Drop in Buckets Starts Downtown Recycling | News | Pittsburgh | Pittsburgh City Paper

Drop in Buckets Starts Downtown Recycling

Sipping from a bottle of soda as he crossed Sixth Street at Grant past the USX Plaza, Lance Letterio pitched the empty bottle into the recycling slot of the receptacle recently installed on Grant Street, between Sixth and Strawberry Way.

A dutiful recycler at his North Fayette home, Letterio says he would've dropped the bottle into a trashcan as usual if he hadn't discovered the new bin.

"The more convenient it is," Letterio says, "the more people will use it."

In the first week of December, the recycling division of the city's Department of Public Works planted three such metal receptacles at some of the busiest spots Downtown to collect aluminum cans and plastics bottles. Ramping up the tonnage of recyclables collected -- namely newspaper, office-grade paper, plastics and aluminum -- has been one of the goals of the city's "Redd Up" campaign. While most people habitually recycle at home (the DPW reports residential compliance rates nearing 80 percent), recycling in the Downtown business district has been dismal. A survey conducted by the city last September of recycling by Downtown merchants showed that only a handful comply with the city's recycling ordinance. And office workers and other Downtown denizens felt they had no choice while outside but to dispose of bottles and cans except as trash.

"We're trying to change the attitude," says Phyllis Gibson, the city's recycling coordinator.

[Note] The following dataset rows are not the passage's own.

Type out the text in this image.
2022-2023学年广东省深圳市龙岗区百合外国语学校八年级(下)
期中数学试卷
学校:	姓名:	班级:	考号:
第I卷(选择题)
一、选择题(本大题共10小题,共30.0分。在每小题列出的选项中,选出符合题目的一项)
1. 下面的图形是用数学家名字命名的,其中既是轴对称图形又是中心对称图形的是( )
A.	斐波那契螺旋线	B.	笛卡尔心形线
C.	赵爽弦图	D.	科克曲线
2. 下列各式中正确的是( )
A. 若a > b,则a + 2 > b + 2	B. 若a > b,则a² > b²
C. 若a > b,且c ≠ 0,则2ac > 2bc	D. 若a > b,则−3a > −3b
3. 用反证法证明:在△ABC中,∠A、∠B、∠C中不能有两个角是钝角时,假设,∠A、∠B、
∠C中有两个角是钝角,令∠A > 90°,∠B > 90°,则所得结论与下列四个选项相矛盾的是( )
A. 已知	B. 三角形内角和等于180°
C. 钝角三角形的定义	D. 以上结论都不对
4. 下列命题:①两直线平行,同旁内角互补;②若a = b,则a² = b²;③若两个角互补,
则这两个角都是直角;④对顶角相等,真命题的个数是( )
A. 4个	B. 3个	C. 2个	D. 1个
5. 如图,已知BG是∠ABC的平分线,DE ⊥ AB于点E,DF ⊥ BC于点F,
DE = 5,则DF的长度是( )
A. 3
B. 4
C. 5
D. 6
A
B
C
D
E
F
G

Standing more than four feet tall, the newly installed green receptacles -- fitted with a left slot for recyclables and a right for trash -- are also now in Market Square and the Wood Street T station. The city plans to place nine more in other spots in the coming weeks. DPW staff will monitor the volume of recyclables collected at each site for three to six months to determine the effectiveness of both the locations and different types of containers.

Gibson hopes that, once more receptacles become available and noticeable, pedestrians will start using them.

"You just have to make it convenient for people," she says, "and raise their consciousness level."